Machine learning engineers will not exist in 10 years - IndrekR
https://towardsdatascience.com/machine-learning-engineers-will-not-exist-in-10-years-c9cbbf4472f3
======
rvz
Agreed to some extent. Its quite similar to how in the 1990s that everyone was
making their apps multi-threaded by hiring developers who specifically can
implement a multi-threaded system when no available libraries or APIs could do
this. Fast-forward today it is built into the OS, programming languages and an
abundance of libraries can deal with multi-threading in a cross-platform way.
Even better still some APIs are documented if they're thread-safe or not,
eliminating you from rolling your own and shooting yourself in the foot.

In 2010, interest in Machine Learning was a boom for researchers and
statisticians; thus large tech companies snapped them up pretty quickly to
build prediction models for their products. For the rest of us it was "hard".

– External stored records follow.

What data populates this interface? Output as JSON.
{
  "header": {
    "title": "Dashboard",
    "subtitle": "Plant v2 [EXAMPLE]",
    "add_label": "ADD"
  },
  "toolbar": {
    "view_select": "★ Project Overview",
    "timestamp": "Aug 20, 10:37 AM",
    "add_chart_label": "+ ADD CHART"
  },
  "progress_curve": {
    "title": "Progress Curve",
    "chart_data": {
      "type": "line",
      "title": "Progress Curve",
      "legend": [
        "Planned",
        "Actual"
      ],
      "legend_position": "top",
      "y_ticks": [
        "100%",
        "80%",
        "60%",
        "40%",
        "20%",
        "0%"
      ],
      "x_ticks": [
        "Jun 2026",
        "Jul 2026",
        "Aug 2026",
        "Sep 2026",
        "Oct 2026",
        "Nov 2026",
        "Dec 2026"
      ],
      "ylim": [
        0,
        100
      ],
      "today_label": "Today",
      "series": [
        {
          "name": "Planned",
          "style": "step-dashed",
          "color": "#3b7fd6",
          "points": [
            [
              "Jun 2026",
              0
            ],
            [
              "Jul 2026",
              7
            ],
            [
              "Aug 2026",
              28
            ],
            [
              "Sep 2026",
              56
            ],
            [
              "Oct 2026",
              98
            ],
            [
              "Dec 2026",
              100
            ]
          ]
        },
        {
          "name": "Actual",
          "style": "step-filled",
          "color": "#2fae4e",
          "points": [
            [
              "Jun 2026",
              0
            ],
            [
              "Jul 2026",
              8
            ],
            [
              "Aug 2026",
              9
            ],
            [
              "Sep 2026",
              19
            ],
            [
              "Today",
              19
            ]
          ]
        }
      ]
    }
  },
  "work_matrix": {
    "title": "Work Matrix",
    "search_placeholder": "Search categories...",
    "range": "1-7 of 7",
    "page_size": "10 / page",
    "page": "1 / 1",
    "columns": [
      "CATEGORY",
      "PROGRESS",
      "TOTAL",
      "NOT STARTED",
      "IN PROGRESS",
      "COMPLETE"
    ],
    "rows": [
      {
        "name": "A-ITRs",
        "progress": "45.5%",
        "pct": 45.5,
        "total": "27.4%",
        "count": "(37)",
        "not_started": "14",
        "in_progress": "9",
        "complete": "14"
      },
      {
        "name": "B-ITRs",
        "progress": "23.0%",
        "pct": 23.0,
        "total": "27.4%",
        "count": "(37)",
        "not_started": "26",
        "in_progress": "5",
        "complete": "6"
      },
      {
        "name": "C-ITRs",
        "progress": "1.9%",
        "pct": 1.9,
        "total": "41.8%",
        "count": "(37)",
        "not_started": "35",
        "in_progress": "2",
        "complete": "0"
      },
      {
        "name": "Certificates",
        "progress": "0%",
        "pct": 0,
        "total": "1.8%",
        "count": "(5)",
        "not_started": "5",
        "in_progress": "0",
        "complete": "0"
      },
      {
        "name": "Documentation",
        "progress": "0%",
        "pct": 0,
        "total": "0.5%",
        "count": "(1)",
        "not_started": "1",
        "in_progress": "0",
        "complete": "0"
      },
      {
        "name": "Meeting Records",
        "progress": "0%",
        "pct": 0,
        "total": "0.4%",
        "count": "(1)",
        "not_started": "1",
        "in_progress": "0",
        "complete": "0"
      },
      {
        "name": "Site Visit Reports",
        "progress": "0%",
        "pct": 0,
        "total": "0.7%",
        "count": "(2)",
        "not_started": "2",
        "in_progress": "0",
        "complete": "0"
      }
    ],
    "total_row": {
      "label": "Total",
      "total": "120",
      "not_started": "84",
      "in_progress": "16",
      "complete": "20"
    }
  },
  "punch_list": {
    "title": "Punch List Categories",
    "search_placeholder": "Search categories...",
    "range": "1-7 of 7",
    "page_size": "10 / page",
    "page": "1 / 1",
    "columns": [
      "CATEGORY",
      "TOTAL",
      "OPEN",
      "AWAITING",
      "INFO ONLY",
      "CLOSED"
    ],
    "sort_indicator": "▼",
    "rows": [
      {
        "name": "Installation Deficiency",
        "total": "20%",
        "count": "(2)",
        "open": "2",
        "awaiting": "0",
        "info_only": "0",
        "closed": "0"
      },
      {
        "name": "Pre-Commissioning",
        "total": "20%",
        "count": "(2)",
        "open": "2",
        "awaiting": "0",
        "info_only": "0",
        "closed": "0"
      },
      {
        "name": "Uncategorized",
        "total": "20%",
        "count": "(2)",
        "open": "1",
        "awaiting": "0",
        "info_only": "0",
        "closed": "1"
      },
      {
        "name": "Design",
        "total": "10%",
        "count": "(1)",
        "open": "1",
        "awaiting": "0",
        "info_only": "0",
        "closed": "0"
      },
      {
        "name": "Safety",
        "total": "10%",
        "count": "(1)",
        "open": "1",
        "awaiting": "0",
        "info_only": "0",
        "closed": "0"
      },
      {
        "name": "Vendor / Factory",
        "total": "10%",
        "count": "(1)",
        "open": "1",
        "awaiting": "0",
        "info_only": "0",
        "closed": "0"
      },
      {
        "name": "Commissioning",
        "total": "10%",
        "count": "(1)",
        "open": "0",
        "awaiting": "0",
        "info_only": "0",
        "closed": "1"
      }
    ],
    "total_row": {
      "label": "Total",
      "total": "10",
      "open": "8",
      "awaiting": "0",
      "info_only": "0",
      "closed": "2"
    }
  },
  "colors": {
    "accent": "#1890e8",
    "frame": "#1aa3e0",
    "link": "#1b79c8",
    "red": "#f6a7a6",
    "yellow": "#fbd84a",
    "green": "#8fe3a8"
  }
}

Fast forward today, libraries like Tensorflow, Pytorch opened this up to
everyone who isn't a Machine Learning researcher. CoreML is built into Apple
platforms as well as Google's Machine Learning libraries are built into
Android. The same is already happening with AR.

In this case, the engineers specialising on re-implementing or using one
feature like, AR, multi-threading and machine learning will be slowly replaced
by open-source libraries and will be expected knowledge by general software
engineers. The 'researchers' will still exist in advancing their chosen field.